Раз уж все родители любят исключительно своих детей, то Аделаида, пытаясь понять, почему если папа «тока» (только) их любит, то почему всегда и во всём она виновата: «тивинавата!» (ты виновата!). Почему папа никогда не брал её сторону?! Ведь не бывает, чтоб все всегда были правы, а она – никогда? Папа на такие «кисли» (кислые) вопросы не отвечал, тем не менее – она всё же вытянула его на разговор. Двухсекундный, но очень ёмкий:

– Неужели я такая плохая, что всё делаю не так и постоянно неправа? Этого же не может быть! Все люди то правы, то неправы!
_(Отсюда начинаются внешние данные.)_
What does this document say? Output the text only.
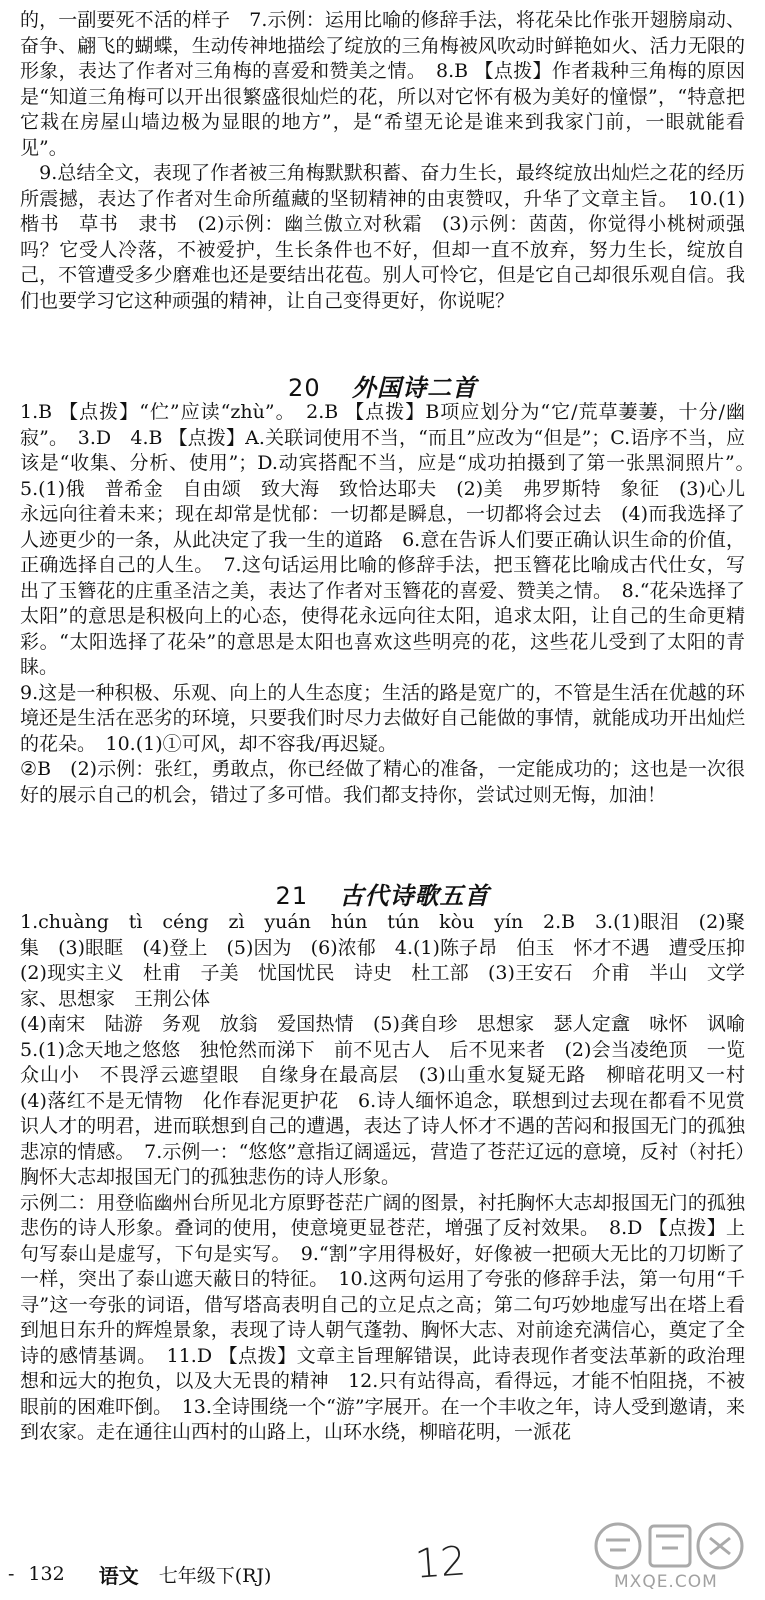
的，一副要死不活的样子　7.示例：运用比喻的修辞手法，将花朵比作张开翅膀扇动、奋争、翩飞的蝴蝶，生动传神地描绘了绽放的三角梅被风吹动时鲜艳如火、活力无限的形象，表达了作者对三角梅的喜爱和赞美之情。　8.B 【点拨】作者栽种三角梅的原因是“知道三角梅可以开出很繁盛很灿烂的花，所以对它怀有极为美好的憧憬”，“特意把它栽在房屋山墙边极为显眼的地方”，是“希望无论是谁来到我家门前，一眼就能看见”。
　9.总结全文，表现了作者被三角梅默默积蓄、奋力生长，最终绽放出灿烂之花的经历所震撼，表达了作者对生命所蕴藏的坚韧精神的由衷赞叹，升华了文章主旨。　10.(1)楷书　草书　隶书　(2)示例：幽兰傲立对秋霜　(3)示例：茵茵，你觉得小桃树顽强吗？它受人冷落，不被爱护，生长条件也不好，但却一直不放弃，努力生长，绽放自己，不管遭受多少磨难也还是要结出花苞。别人可怜它，但是它自己却很乐观自信。我们也要学习它这种顽强的精神，让自己变得更好，你说呢？
20 外国诗二首
1.B 【点拨】“伫”应读“zhù”。　2.B 【点拨】B项应划分为“它/荒草萋萋，十分/幽寂”。　3.D　4.B 【点拨】A.关联词使用不当，“而且”应改为“但是”；C.语序不当，应该是“收集、分析、使用”；D.动宾搭配不当，应是“成功拍摄到了第一张黑洞照片”。　5.(1)俄　普希金　自由颂　致大海　致恰达耶夫　(2)美　弗罗斯特　象征　(3)心儿永远向往着未来；现在却常是忧郁：一切都是瞬息，一切都将会过去　(4)而我选择了人迹更少的一条，从此决定了我一生的道路　6.意在告诉人们要正确认识生命的价值，正确选择自己的人生。　7.这句话运用比喻的修辞手法，把玉簪花比喻成古代仕女，写出了玉簪花的庄重圣洁之美，表达了作者对玉簪花的喜爱、赞美之情。　8.“花朵选择了太阳”的意思是积极向上的心态，使得花永远向往太阳，追求太阳，让自己的生命更精彩。“太阳选择了花朵”的意思是太阳也喜欢这些明亮的花，这些花儿受到了太阳的青睐。
9.这是一种积极、乐观、向上的人生态度；生活的路是宽广的，不管是生活在优越的环境还是生活在恶劣的环境，只要我们时尽力去做好自己能做的事情，就能成功开出灿烂的花朵。　10.(1)①可风，却不容我/再迟疑。
②B　(2)示例：张红，勇敢点，你已经做了精心的准备，一定能成功的；这也是一次很好的展示自己的机会，错过了多可惜。我们都支持你，尝试过则无悔，加油！
21 古代诗歌五首
1.chuàng　tì　céng　zì　yuán　hún　tún　kòu　yín　2.B　3.(1)眼泪　(2)聚集　(3)眼眶　(4)登上　(5)因为　(6)浓郁　4.(1)陈子昂　伯玉　怀才不遇　遭受压抑　(2)现实主义　杜甫　子美　忧国忧民　诗史　杜工部　(3)王安石　介甫　半山　文学家、思想家　王荆公体
(4)南宋　陆游　务观　放翁　爱国热情　(5)龚自珍　思想家　瑟人定盦　咏怀　讽喻　5.(1)念天地之悠悠　独怆然而涕下　前不见古人　后不见来者　(2)会当凌绝顶　一览众山小　不畏浮云遮望眼　自缘身在最高层　(3)山重水复疑无路　柳暗花明又一村　(4)落红不是无情物　化作春泥更护花　6.诗人缅怀追念，联想到过去现在都看不见赏识人才的明君，进而联想到自己的遭遇，表达了诗人怀才不遇的苦闷和报国无门的孤独悲凉的情感。　7.示例一：“悠悠”意指辽阔遥远，营造了苍茫辽远的意境，反衬（衬托）胸怀大志却报国无门的孤独悲伤的诗人形象。
示例二：用登临幽州台所见北方原野苍茫广阔的图景，衬托胸怀大志却报国无门的孤独悲伤的诗人形象。叠词的使用，使意境更显苍茫，增强了反衬效果。　8.D 【点拨】上句写泰山是虚写，下句是实写。　9.“割”字用得极好，好像被一把硕大无比的刀切断了一样，突出了泰山遮天蔽日的特征。　10.这两句运用了夸张的修辞手法，第一句用“千寻”这一夸张的词语，借写塔高表明自己的立足点之高；第二句巧妙地虚写出在塔上看到旭日东升的辉煌景象，表现了诗人朝气蓬勃、胸怀大志、对前途充满信心，奠定了全诗的感情基调。　11.D 【点拨】文章主旨理解错误，此诗表现作者变法革新的政治理想和远大的抱负，以及大无畏的精神　12.只有站得高，看得远，才能不怕阻挠，不被眼前的困难吓倒。　13.全诗围绕一个“游”字展开。在一个丰收之年，诗人受到邀请，来到农家。走在通往山西村的山路上，山环水绕，柳暗花明，一派花
- 132 语文 七年级下(RJ)	12	MXQE.COM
Тебя спросить – не права всегда я одна!

– Нэт, канэшна, инагда права! Редка бивает.

– Тогда почему ты никогда, ни разу в жизни меня не защитил?!

– Ты развэ не знаэш, кагда син Иосифа Виссаронича Сталина папал в плен и немци хатэли эво паменят на фердмаршала Паулюса, что Сталин нэмцам сказал? Што, знаэш?! Он сказал: «Я салдата на гэнэрала нэ менаю»! Он эво што, нэ любил?!

Нормально… Всё понятно. Ей объяснили на хорошем примере. Кратко и доходчиво. Как можно хорошо относиться к племянникам, или совсем чужим детям, если своих «на гэнэралав нэ менают»?!

И опять, опять, опять несостыковкаа-а-а! Кто пишет эти проклятые книги, в которых всё наоборот, в которых всё с ног на голову?! Если они врут, зачем тогда их вообще читать?! Кто прав? Кто неправ? Зачем русские подсовывают нам свои провокационные «произведения»?! От них только мучаешься, тратишь огромные силы, чтобы что-то понять, в чём-то разобраться. Ведь хочется поменьше делать в жизни ошибок, но надо хотя бы знать, что хорошо и что плохо, как у русского Маяковского!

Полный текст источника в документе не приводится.